EricR
EricR

Reputation: 1497

Closing connections in convenience class

My current design pattern includes a large number of database access methods in a single convenience class. When it's instantiated it grabs the connections it needs and waits for methods.

It was my thinking that opening a single connection when I'm about to run 10 methods with that connection would be better than opening and closing that connection for each of the 10 individual methods.

However, I've realised that I don't close any of these connections. I've come to the conclusion that I'll have to go back and refactor all calls to the method to include a closeConnections method which will release all active connections.

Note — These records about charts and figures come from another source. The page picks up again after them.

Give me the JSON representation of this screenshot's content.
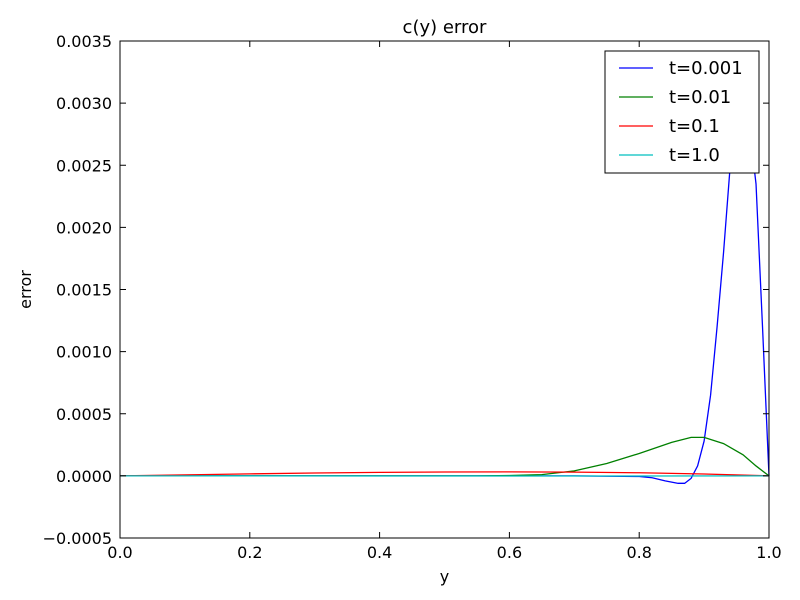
{
  "chart_data": {
    "type": "line",
    "title": "c(y) error",
    "xlabel": "y",
    "ylabel": "error",
    "xlim": [
      0.0,
      1.0
    ],
    "ylim": [
      -0.0005,
      0.0035
    ],
    "grid": false,
    "legend_position": "top-right",
    "xticks": [
      "0.0",
      "0.2",
      "0.4",
      "0.6",
      "0.8",
      "1.0"
    ],
    "xtick_values": [
      0.0,
      0.2,
      0.4,
      0.6,
      0.8,
      1.0
    ],
    "yticks": [
      "−0.0005",
      "0.0000",
      "0.0005",
      "0.0010",
      "0.0015",
      "0.0020",
      "0.0025",
      "0.0030",
      "0.0035"
    ],
    "ytick_values": [
      -0.0005,
      0.0,
      0.0005,
      0.001,
      0.0015,
      0.002,
      0.0025,
      0.003,
      0.0035
    ],
    "series": [
      {
        "name": "t=0.001",
        "color": "#0000ff",
        "x": [
          0.0,
          0.2,
          0.4,
          0.6,
          0.7,
          0.8,
          0.82,
          0.84,
          0.86,
          0.87,
          0.88,
          0.89,
          0.9,
          0.91,
          0.92,
          0.93,
          0.94,
          0.95,
          0.96,
          0.97,
          0.98,
          0.99,
          1.0
        ],
        "y": [
          0.0,
          0.0,
          0.0,
          0.0,
          0.0,
          -5e-06,
          -1.5e-05,
          -4e-05,
          -6e-05,
          -6e-05,
          -2e-05,
          8e-05,
          0.00028,
          0.00065,
          0.0012,
          0.0018,
          0.00248,
          0.00285,
          0.0029,
          0.0028,
          0.00235,
          0.0012,
          0.0
        ]
      },
      {
        "name": "t=0.01",
        "color": "#008000",
        "x": [
          0.0,
          0.55,
          0.6,
          0.65,
          0.7,
          0.75,
          0.8,
          0.85,
          0.88,
          0.9,
          0.93,
          0.96,
          0.98,
          1.0
        ],
        "y": [
          0.0,
          0.0,
          3e-06,
          1e-05,
          4e-05,
          0.0001,
          0.00018,
          0.00027,
          0.00031,
          0.00031,
          0.00026,
          0.00017,
          8e-05,
          0.0
        ]
      },
      {
        "name": "t=0.1",
        "color": "#ff0000",
        "x": [
          0.0,
          0.1,
          0.2,
          0.3,
          0.4,
          0.5,
          0.6,
          0.7,
          0.8,
          0.9,
          1.0
        ],
        "y": [
          0.0,
          8e-06,
          1.6e-05,
          2.3e-05,
          2.8e-05,
          3.1e-05,
          3.2e-05,
          3e-05,
          2.5e-05,
          1.5e-05,
          0.0
        ]
      },
      {
        "name": "t=1.0",
        "color": "#00bfbf",
        "x": [
          0.0,
          0.2,
          0.4,
          0.6,
          0.8,
          1.0
        ],
        "y": [
          0.0,
          0.0,
          -1e-06,
          -1e-06,
          -1e-06,
          0.0
        ]
      }
    ]
  }
}
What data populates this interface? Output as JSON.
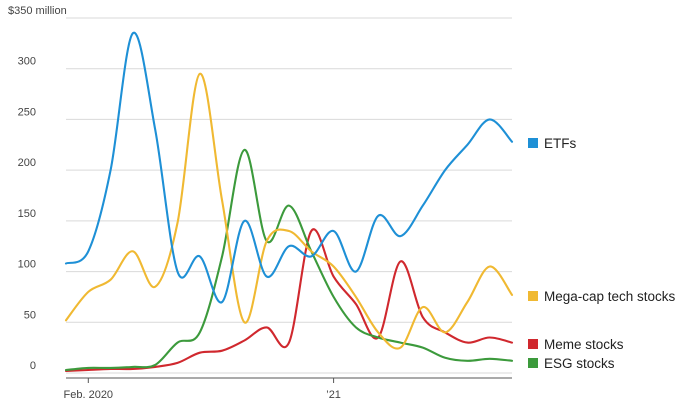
{
  "chart_data": {
    "type": "line",
    "title": "",
    "xlabel": "",
    "ylabel": "$350 million",
    "ylim": [
      0,
      350
    ],
    "y_ticks": [
      {
        "value": 0,
        "label": "0"
      },
      {
        "value": 50,
        "label": "50"
      },
      {
        "value": 100,
        "label": "100"
      },
      {
        "value": 150,
        "label": "150"
      },
      {
        "value": 200,
        "label": "200"
      },
      {
        "value": 250,
        "label": "250"
      },
      {
        "value": 300,
        "label": "300"
      },
      {
        "value": 350,
        "label": "$350 million"
      }
    ],
    "x_ticks": [
      {
        "value": "2020-02",
        "label": "Feb. 2020"
      },
      {
        "value": "2021-01",
        "label": "’21"
      }
    ],
    "xlim": [
      "2020-01",
      "2021-09"
    ],
    "grid": true,
    "legend_position": "right, beside each line end",
    "x": [
      "2020-01",
      "2020-02",
      "2020-03",
      "2020-04",
      "2020-05",
      "2020-06",
      "2020-07",
      "2020-08",
      "2020-09",
      "2020-10",
      "2020-11",
      "2020-12",
      "2021-01",
      "2021-02",
      "2021-03",
      "2021-04",
      "2021-05",
      "2021-06",
      "2021-07",
      "2021-08",
      "2021-09"
    ],
    "series": [
      {
        "name": "ETFs",
        "color": "#1e90d6",
        "values": [
          108,
          120,
          200,
          335,
          240,
          100,
          115,
          70,
          150,
          95,
          125,
          115,
          140,
          100,
          155,
          135,
          165,
          200,
          225,
          250,
          228
        ]
      },
      {
        "name": "Mega-cap tech stocks",
        "color": "#f0b932",
        "values": [
          52,
          80,
          92,
          120,
          85,
          148,
          295,
          170,
          50,
          130,
          140,
          120,
          105,
          75,
          40,
          25,
          65,
          40,
          70,
          105,
          77
        ]
      },
      {
        "name": "Meme stocks",
        "color": "#d0282e",
        "values": [
          2,
          3,
          4,
          4,
          6,
          10,
          20,
          22,
          32,
          45,
          30,
          140,
          95,
          68,
          35,
          110,
          55,
          40,
          30,
          35,
          30
        ]
      },
      {
        "name": "ESG stocks",
        "color": "#3c9a3c",
        "values": [
          3,
          5,
          5,
          6,
          8,
          30,
          40,
          115,
          220,
          130,
          165,
          120,
          75,
          45,
          35,
          30,
          25,
          15,
          12,
          14,
          12
        ]
      }
    ]
  }
}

My question is this: should I open and close connections in each and every method, following good design practice (will this incur significant overhead), or should I refactor calls to the convenience class with a call to a closeConnections method

Psuedocode

class convenience{
    public contructor(){
        a = new Connection();
    }

    public void methodA(){
        /* do stuff */
    }
    public void methodB(){
        /* do stuff */
    }
    public void methodC(){
        /* do stuff */
        //should I do this?
        a = new Connection();
        /* do stuff */
        a.close();
    }
    public void close(){
        //or this
        a.close();
    }
}

Upvotes: 0

Views: 156

Answers (3)

Cratylus
Cratylus

Reputation: 54074

following good design practice

If you want that then don't re-invent the wheel. Use a connection pool.

Upvotes: 0

Noroi
Noroi

Reputation: 71

I suggest that whenever you open a connection, you should register it to a service. You can then later on check with the service if the particular connection is open or already closed to take car of the leaks in the application.

Upvotes: 0

Mark Rotteveel
Mark Rotteveel

Reputation: 108982

Maybe you should not keep the connection in this convenience class, but pass it in on each method invocation. That way you will be able to control the lifetime of the connection, and - for example - use transactions in a useful way.

Also keeping this connection inside this convenience class increases the risk of sharing a connection with multiple threads, which in general is not advisable.

Incurring the cost of opening and closing connections can be alleviated/removed by using a connection pool like c3p0, DBCP, BoneCP (and others).